Even among churches that explicitly teach the Gospel of salvation by Christ, the numbers are not much better. Of those who describe themselves as “evangelical,” 41% believe that salvation comes by works, as do 46% of Pentecostals.
Those percentages are close to the theologically liberal mainline Protestants, 44% of whom believe, in the words of the study, that “if a person is generally good, or does enough good things during their life, they will ‘earn’ a place in Heaven.” Agreeing with this formulation are 70% of Roman Catholics, who officially believe in the importance of good works in “meriting” salvation.
Altogether, 48% of Americans believe in salvation by works, while 35% believe that salvation is by Christ. (The rest includes those who do not believe in salvation at all.)
And yet, though so many Americans and a majority of “Christians” believe they are saved by their good works, not many are concerned with doing good works or the consequences of sin.
For example, 58% of Americans believe “there is no absolute moral truth”; and 77% believe “right and wrong is determined by factors other than the Bible.” As for that book, 59% of Americans say that “the Bible is not the authoritative and true word of God.”
The study also found that only 56% of Americans “consciously and consistently attempt to avoid sinning because they know it offends God.”
Americans do believe in the importance of faith.
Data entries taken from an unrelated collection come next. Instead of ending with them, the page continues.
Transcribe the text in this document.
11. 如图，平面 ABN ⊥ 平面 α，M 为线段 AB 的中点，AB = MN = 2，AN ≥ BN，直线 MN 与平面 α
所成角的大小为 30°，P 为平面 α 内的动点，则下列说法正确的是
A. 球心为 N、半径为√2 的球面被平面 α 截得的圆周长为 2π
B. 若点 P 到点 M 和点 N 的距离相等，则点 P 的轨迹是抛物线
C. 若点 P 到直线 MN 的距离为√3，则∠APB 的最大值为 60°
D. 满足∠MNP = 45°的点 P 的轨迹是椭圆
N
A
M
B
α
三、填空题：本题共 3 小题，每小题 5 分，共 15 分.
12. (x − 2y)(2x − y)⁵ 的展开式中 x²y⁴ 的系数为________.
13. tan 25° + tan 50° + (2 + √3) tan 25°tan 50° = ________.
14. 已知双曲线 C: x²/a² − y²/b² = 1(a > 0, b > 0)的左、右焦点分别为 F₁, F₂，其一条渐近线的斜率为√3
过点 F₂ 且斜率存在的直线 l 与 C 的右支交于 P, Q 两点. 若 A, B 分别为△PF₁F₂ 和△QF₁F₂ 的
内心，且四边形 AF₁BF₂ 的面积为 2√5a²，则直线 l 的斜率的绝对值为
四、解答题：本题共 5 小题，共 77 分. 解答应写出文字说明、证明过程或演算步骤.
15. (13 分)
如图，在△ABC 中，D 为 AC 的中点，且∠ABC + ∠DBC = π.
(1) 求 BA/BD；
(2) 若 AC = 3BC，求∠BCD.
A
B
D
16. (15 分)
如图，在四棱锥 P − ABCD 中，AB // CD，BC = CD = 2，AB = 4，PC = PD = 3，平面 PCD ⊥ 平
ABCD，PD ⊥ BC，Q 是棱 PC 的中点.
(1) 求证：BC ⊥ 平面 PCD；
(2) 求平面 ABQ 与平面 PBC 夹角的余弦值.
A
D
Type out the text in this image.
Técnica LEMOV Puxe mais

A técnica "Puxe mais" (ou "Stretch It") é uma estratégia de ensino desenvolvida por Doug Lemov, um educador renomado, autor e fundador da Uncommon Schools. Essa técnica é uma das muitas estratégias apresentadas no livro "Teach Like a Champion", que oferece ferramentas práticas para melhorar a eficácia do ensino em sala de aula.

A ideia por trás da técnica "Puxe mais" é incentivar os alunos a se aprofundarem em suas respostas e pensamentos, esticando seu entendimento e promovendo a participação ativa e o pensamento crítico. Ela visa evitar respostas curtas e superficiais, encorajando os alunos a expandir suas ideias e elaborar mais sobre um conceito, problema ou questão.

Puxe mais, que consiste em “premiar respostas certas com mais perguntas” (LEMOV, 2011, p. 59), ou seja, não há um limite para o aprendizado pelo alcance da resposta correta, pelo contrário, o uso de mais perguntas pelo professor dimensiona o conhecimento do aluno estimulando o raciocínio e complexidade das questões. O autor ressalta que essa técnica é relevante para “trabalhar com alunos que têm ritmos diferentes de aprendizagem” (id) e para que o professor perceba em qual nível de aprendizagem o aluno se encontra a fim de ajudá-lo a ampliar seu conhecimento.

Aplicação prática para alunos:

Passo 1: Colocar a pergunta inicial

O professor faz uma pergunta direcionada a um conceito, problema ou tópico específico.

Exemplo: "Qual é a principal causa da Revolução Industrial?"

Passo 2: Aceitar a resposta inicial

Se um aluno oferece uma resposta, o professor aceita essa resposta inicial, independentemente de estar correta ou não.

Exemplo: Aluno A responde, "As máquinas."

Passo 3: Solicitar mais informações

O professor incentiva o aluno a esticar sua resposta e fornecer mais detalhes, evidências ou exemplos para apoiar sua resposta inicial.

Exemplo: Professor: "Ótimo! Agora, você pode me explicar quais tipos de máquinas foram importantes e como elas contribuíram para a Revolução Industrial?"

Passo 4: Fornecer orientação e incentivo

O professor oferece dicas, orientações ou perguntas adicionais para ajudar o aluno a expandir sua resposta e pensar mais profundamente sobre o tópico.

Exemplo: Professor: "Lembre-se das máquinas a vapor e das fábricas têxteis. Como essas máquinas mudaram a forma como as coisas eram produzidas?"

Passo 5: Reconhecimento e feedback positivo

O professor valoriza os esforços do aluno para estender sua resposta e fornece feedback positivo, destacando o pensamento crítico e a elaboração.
It just doesn’t matter what that faith is. Nearly two out of three adults, 63%, agree that “having some type of religious faith is more important than which faith a person aligns with.”
Self-described “Christians” are even more relativistic than Americans as a whole: 68% agree that the content or object of the faith doesn’t matter. In terms of Christian denominations, 56% of Evangelicals, 62% of Pentecostals, 67% of mainline Protestants, and 77% of Roman Catholics agree that the content or object of faith doesn’t matter.
The research did not break down the data for parishioners of The Lutheran Church—Missouri Synod. Pastors might want to conduct an inventory of their own.
However, the study shows that it isn’t just the “unchurched” who need to be evangelized. Lots of people who attend churches — likely even Lutheran churches — are still oblivious to the Gospel.